A few months ago I was wandering around Manitou Springs, which is a cute little town nestled in the mountains full of fun shops and food. Sadly Manitou has been hard hit with all the rain we've been having not just over the past week, but the past 90 days. Forest fires leave the mountains without much vegetation and cause flash flooding to occur almost every time it rains.
Anyways, there was a cute pet gift store that was full of bumper stickers and mugs and toys and everything you could want for your pet or about your pet. The thing I wanted to buy right then and there was a picture frame that said, "Who saved who?".
See, we got our dog Carson in April from the Humane Society, so we 'saved' him, but since he's been in our family he has saved us in so many ways. My oldest son, who is on the autism spectrum, immediately bonded with Carson in a way that he never has with us. They are good buds, and I had an awesome picture of the two of them that truly fit that phrase, who saved who.

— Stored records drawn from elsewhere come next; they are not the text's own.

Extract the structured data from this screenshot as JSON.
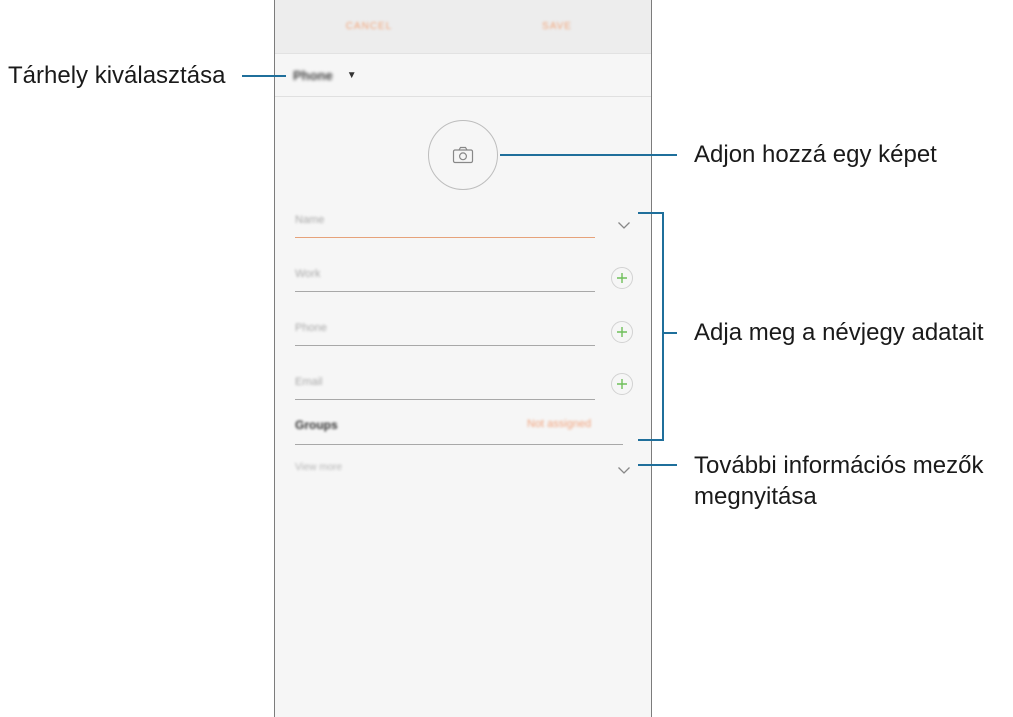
{
  "toolbar": {
    "cancel_label": "CANCEL",
    "save_label": "SAVE"
  },
  "storage": {
    "label": "Phone"
  },
  "fields": [
    {
      "placeholder": "Name"
    },
    {
      "placeholder": "Work"
    },
    {
      "placeholder": "Phone"
    },
    {
      "placeholder": "Email"
    }
  ],
  "groups": {
    "label": "Groups",
    "value": "Not assigned"
  },
  "view_more": {
    "label": "View more"
  },
  "annotations": {
    "storage": "Tárhely kiválasztása",
    "photo": "Adjon hozzá egy képet",
    "details": "Adja meg a névjegy adatait",
    "more_line1": "További információs mezők",
    "more_line2": "megnyitása"
  },
  "colors": {
    "accent": "#f0a27c",
    "add_plus": "#6fbf5a",
    "callout_line": "#1f6f9b"
  }
}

This project didn't cost me anything since I already had everything on hand, but even so it would not have been very expensive. Here's what you need to do some glass etching on a picture frame.
Glass Picture frame
Vinyl (or other way to stencil)
Glass Etching Creme
First I entered my words into my Silhouette Studio software. I cut them out onto vinyl. It doesn't matter what color you use, just give yourself a border around your words so you can apply the creme easily. Remove the letters so that all you have left is negative space, creating a stencil.

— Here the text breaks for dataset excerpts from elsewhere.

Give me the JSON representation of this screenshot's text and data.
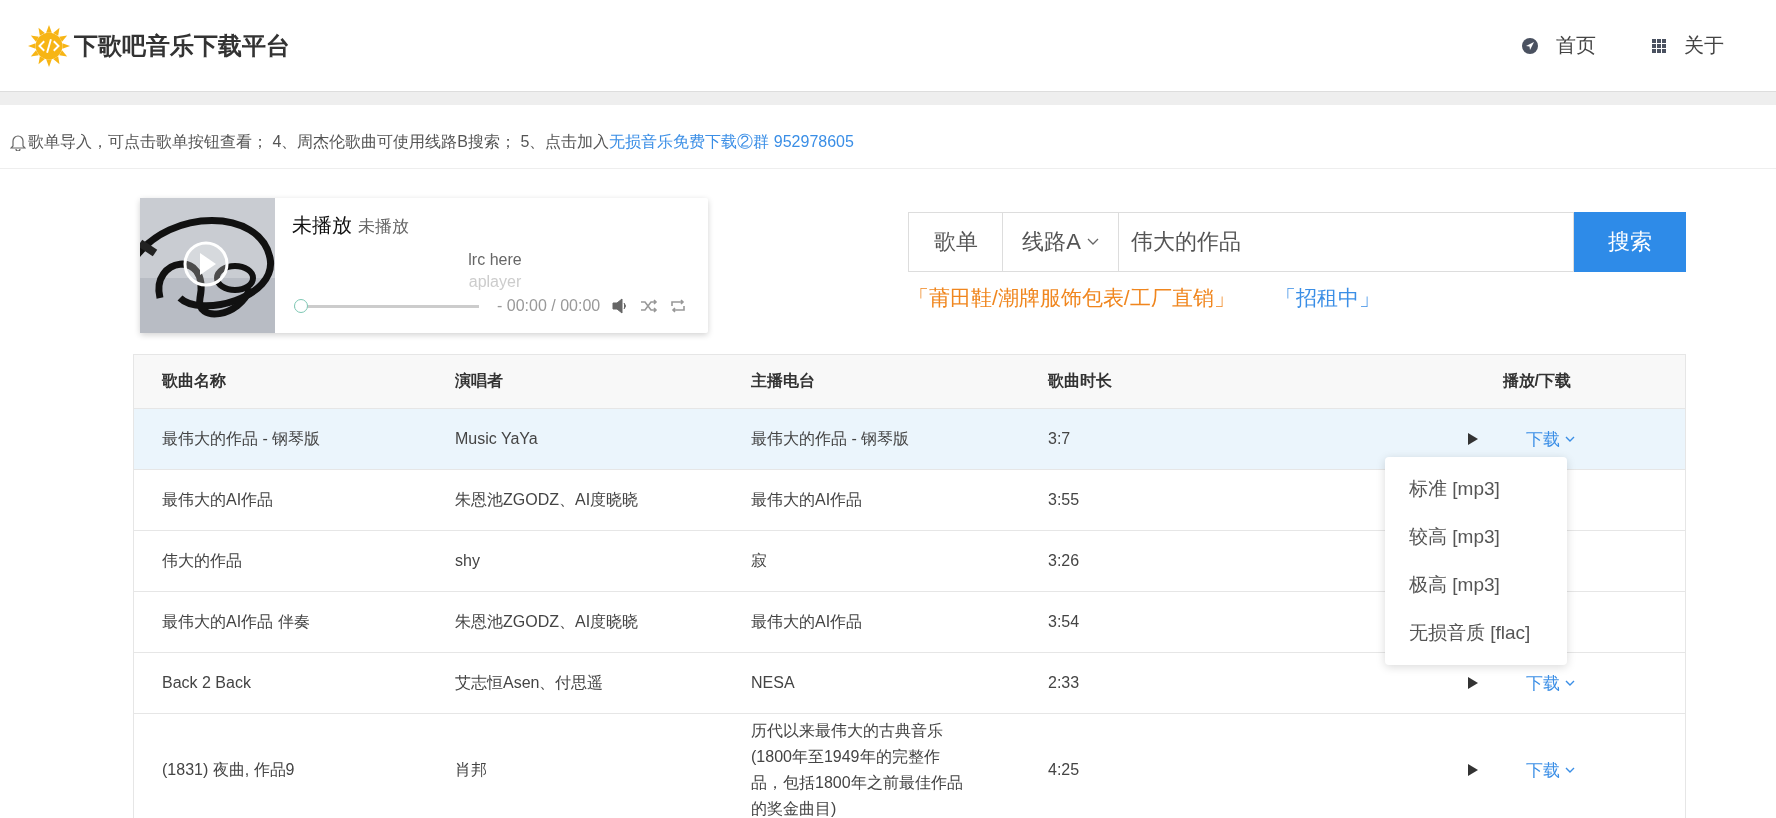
{
  "header": {
    "title": "下歌吧音乐下载平台",
    "nav": [
      {
        "kind": "home",
        "label": "首页"
      },
      {
        "kind": "about",
        "label": "关于"
      }
    ]
  },
  "notice": {
    "text": "歌单导入，可点击歌单按钮查看； 4、周杰伦歌曲可使用线路B搜索； 5、点击加入",
    "link": "无损音乐免费下载②群 952978605"
  },
  "player": {
    "title": "未播放",
    "artist": "未播放",
    "lyrics": [
      "lrc here",
      "aplayer"
    ],
    "level": 0,
    "time": "- 00:00 / 00:00"
  },
  "search": {
    "playlist_button": "歌单",
    "route": "线路A",
    "value": "伟大的作品",
    "button": "搜索"
  },
  "ads": [
    {
      "text": "「莆田鞋/潮牌服饰包表/工厂直销」",
      "color": "#f0861e"
    },
    {
      "text": "「招租中」",
      "color": "#3a8ee6"
    }
  ],
  "table": {
    "columns": [
      "歌曲名称",
      "演唱者",
      "主播电台",
      "歌曲时长",
      "播放/下载"
    ],
    "rows": [
      {
        "cells": [
          "最伟大的作品 - 钢琴版",
          "Music YaYa",
          "最伟大的作品 - 钢琴版",
          "3:7"
        ],
        "selected": true,
        "download": "下载"
      },
      {
        "cells": [
          "最伟大的AI作品",
          "朱恩池ZGODZ、AI度晓晓",
          "最伟大的AI作品",
          "3:55"
        ],
        "selected": false
      },
      {
        "cells": [
          "伟大的作品",
          "shy",
          "寂",
          "3:26"
        ],
        "selected": false
      },
      {
        "cells": [
          "最伟大的AI作品 伴奏",
          "朱恩池ZGODZ、AI度晓晓",
          "最伟大的AI作品",
          "3:54"
        ],
        "selected": false
      },
      {
        "cells": [
          "Back 2 Back",
          "艾志恒Asen、付思遥",
          "NESA",
          "2:33"
        ],
        "selected": false,
        "download": "下载"
      },
      {
        "cells": [
          "(1831) 夜曲, 作品9",
          "肖邦",
          "历代以来最伟大的古典音乐 (1800年至1949年的完整作品，包括1800年之前最佳作品的奖金曲目)",
          "4:25"
        ],
        "selected": false,
        "download": "下载"
      }
    ]
  },
  "download_menu": {
    "open": true,
    "items": [
      "标准 [mp3]",
      "较高 [mp3]",
      "极高 [mp3]",
      "无损音质 [flac]"
    ]
  }
}
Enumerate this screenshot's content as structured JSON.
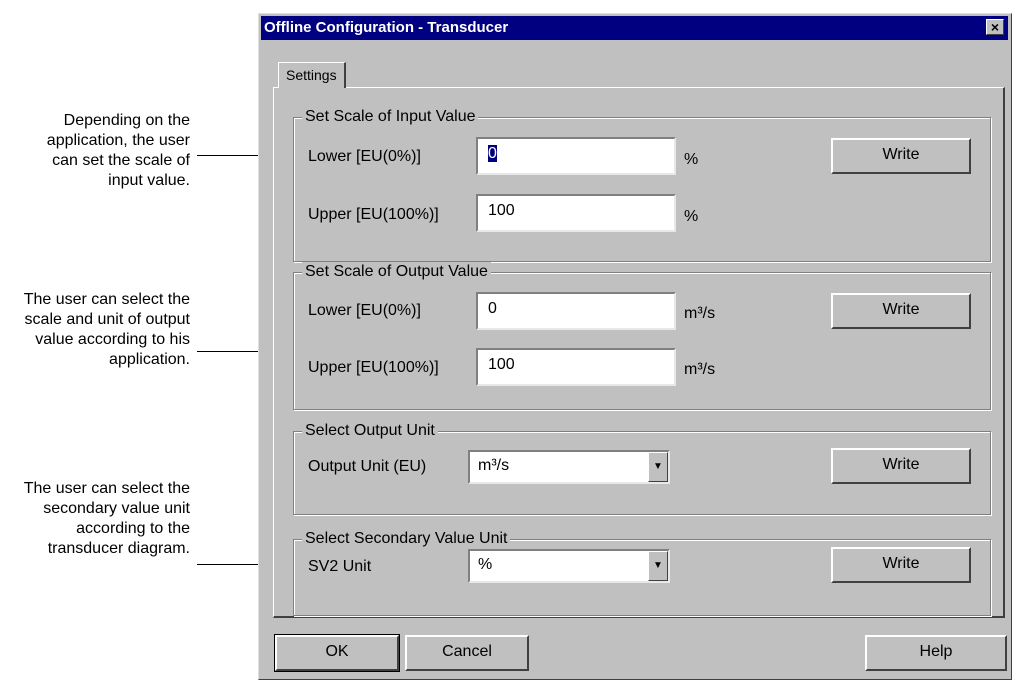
{
  "annotations": {
    "input_scale": "Depending on the application, the user can set the scale of input value.",
    "output_scale": "The user can select the scale and unit of output value according to his application.",
    "secondary_unit": "The user can select the secondary value unit according to the transducer diagram."
  },
  "dialog": {
    "title": "Offline Configuration - Transducer",
    "close_glyph": "×",
    "tab": "Settings"
  },
  "input_scale": {
    "group_label": "Set Scale of Input Value",
    "lower_label": "Lower [EU(0%)]",
    "lower_value": "0",
    "lower_unit": "%",
    "upper_label": "Upper [EU(100%)]",
    "upper_value": "100",
    "upper_unit": "%",
    "write": "Write"
  },
  "output_scale": {
    "group_label": "Set Scale of Output Value",
    "lower_label": "Lower [EU(0%)]",
    "lower_value": "0",
    "lower_unit": "m³/s",
    "upper_label": "Upper [EU(100%)]",
    "upper_value": "100",
    "upper_unit": "m³/s",
    "write": "Write"
  },
  "output_unit": {
    "group_label": "Select Output Unit",
    "label": "Output Unit (EU)",
    "value": "m³/s",
    "write": "Write"
  },
  "secondary_unit": {
    "group_label": "Select Secondary Value Unit",
    "label": "SV2 Unit",
    "value": "%",
    "write": "Write"
  },
  "footer": {
    "ok": "OK",
    "cancel": "Cancel",
    "help": "Help"
  },
  "icons": {
    "dropdown_arrow": "▼"
  }
}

Apply your glass etching creme generously, being sure to coat all your letters. Vinyl works GREAT as a stencil because it won't let your creme seep underneath. Let it sit 3-5 minutes and then rinse off with water BEFORE removing vinyl. I usually dry it off a little bit and make sure i didn't miss any spots, and then remove the vinyl.
Now, I knew that this would be really faint on the frame, so I put a strip of colored card stock underneath (i.e. in the picture frame on top of the picture) so that it would pop.
It was a nice simple project that turned a good picture into a great memory.